Ortak çalışmanın eseri
Bu noktaya gelirken dikkat edilmesi gereken en önemli hususun, federasyonun kulüplerle yaptığı ortak çalışmalar olduğunu gözlemliyorum. Ufak yaşta kulüp alt yapılarına gelen körpecik gençler, burada değerli idareci ve antrenörlerin bilinçli çalışmalarıyla basketbol arenasına çıkmaktalar. Federasyon da her sene Yıldız, Genç, Ümit ve A Milli kategorilerinde her birine ayrı ayrı uluslararası platfomlarda 20’nin üzerinde hazırlık ve Avrupa Şampiyonası maçı oynatarak, kulüplerle birlikte ülke basketboluna devamlı yeni basketbolcular kazandırmaktadır.
2000 yılında Milli Takımlar Genel Menajerliği görevine geldiğimde, A Milli Takımımızı 31 basketbolcu arasından seçmiştik. 2005 Avrupa Şampiyonası’nı hedeflediğimiz şu günlerde yeni antrenörümüz Tanjeviç’in 16 kişilik aday kadroyu 50’yi aşkın basketbolcu arasında seçmesi, 4 senede katedilen mesafenin büyüklüğünü gösteriyor. Kurulan bu sistemin sağlıklı bir şekilde yürütülmesinin ise gerek kulüplerimizin, gerekse federasyonumuzunmali açıdan güçlenmesine bağlı olduğunu düşünüyorum...
Destek olmak şart
Bu konunun halledilmesi ise sponsorlardan alınan katkının yanında televizyon yayın geliri konusunun çözüme kavuşmasına bağlıdır. Bu gerçeği artık sorumlu tarafların görmesi, görsel medyanın kısıtlı mali imkanlarla elde ettiğimiz başarılara acilen sahip çıkıp, haber ve maddi katkı olarak futbola gösterdileri ilgiyi biraz da basketbola kaydırmaları gerektiğine yürekten inanıyorum.

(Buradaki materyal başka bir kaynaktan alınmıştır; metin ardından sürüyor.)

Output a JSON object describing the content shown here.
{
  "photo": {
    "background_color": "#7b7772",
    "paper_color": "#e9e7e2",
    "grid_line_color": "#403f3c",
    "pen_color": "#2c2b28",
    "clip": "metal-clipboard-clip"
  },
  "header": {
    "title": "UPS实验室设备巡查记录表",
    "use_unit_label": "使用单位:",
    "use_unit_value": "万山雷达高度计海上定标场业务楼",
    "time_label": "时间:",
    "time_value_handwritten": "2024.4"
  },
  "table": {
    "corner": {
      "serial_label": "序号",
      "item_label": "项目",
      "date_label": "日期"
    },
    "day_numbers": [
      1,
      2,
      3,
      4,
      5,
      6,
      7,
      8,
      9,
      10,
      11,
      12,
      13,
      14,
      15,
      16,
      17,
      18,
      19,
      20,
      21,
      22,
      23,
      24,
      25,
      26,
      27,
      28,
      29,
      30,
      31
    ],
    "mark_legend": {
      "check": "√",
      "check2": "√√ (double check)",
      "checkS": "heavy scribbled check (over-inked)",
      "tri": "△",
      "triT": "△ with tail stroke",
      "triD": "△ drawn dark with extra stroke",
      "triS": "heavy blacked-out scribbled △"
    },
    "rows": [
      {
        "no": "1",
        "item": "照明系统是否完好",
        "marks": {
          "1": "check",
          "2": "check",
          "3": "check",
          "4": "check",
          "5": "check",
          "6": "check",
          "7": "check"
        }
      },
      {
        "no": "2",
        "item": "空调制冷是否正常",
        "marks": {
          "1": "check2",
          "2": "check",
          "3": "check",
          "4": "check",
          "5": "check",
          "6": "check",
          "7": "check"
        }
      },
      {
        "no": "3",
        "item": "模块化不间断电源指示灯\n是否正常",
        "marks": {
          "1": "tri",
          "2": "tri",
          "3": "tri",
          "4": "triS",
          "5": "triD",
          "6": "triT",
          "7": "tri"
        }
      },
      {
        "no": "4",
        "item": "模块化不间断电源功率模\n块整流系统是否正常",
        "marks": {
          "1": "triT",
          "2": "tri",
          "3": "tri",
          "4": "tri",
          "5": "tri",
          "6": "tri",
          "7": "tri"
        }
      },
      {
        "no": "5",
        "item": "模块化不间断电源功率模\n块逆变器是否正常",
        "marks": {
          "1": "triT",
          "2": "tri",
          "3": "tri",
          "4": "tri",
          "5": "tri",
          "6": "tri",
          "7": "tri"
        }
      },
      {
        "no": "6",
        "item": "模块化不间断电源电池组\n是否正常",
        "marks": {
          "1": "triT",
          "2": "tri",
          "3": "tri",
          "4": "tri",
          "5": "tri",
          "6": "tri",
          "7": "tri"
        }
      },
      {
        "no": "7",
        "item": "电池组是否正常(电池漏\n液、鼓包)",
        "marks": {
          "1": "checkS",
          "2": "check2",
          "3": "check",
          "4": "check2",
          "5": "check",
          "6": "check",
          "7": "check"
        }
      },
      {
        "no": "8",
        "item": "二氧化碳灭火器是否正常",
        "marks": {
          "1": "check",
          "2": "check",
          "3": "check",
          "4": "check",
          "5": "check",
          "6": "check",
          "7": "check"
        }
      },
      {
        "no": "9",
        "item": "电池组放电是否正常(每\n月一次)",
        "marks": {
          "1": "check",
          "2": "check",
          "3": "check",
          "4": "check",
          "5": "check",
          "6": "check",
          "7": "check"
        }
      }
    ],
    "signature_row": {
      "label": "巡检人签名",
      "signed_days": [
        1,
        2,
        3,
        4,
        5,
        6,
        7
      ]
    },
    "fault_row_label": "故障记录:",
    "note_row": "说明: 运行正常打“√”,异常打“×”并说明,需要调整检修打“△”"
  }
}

Yunanistan’da oynanan Yıldızlar Avrupa Şampiyonası’nda 11 ay önce kurduğumuz takımımız ve 22 hazırlık maçı ile bu turnuva için hazırladığımız oyuncularımız, müthiş bir performans göstererek grupta üstünlük sağladıkları Fransa’ya (üç yenilgili) yarı finalde yenilerek tek mağlubiyetle üçüncü olmaları, Avrupa’da büyük ses getirdi.
Hepinize teşekkürler
İspanya’da ise Gençler Avrupa Şampiyonası’nda en önemli oyuncularımızdan Ersan İlyasova’nın sakatlığı nedeniyle kadroda olmamasına karşın rakiplerinden bir yaş küçük 8 oyuncumuzla gençlerde tarihimizin en iyi derecesi olan Avrupa ikinciliğini elde etmemizi de büyük bir başarı olarak görüyorum. Yıldız ve Genç Milli Takımımız da yer alan bir çok yeteneğin kısa bir dönem içinde A Milli Takım kadrosu içine gireceklerini görmek, Türk basketbolunun geleceği açısından sevindirici.
Bu başarılarla Türkiye’de büyük sevinç yaratan yıldız ve genç takımlarımızın antrenörleri Orhun Ene ve Nihatİziç nezdinde tüm idari ve teknik ekiplerimiz ile bu gençlere yatırım yapıp yetiştiren ve milli takımlarımıza yollayan kulüplerimizin değerli idareci ve antrenörlerini kutluyorum.
BÜYÜK GURUR
Genç Milli Takımımız İspanya’da Avrupa ikinciliği kazanırken, Hakan Demirel de sergilediği performansla Avrupa’nın en iyi beşine seçilme gururu yaşadı.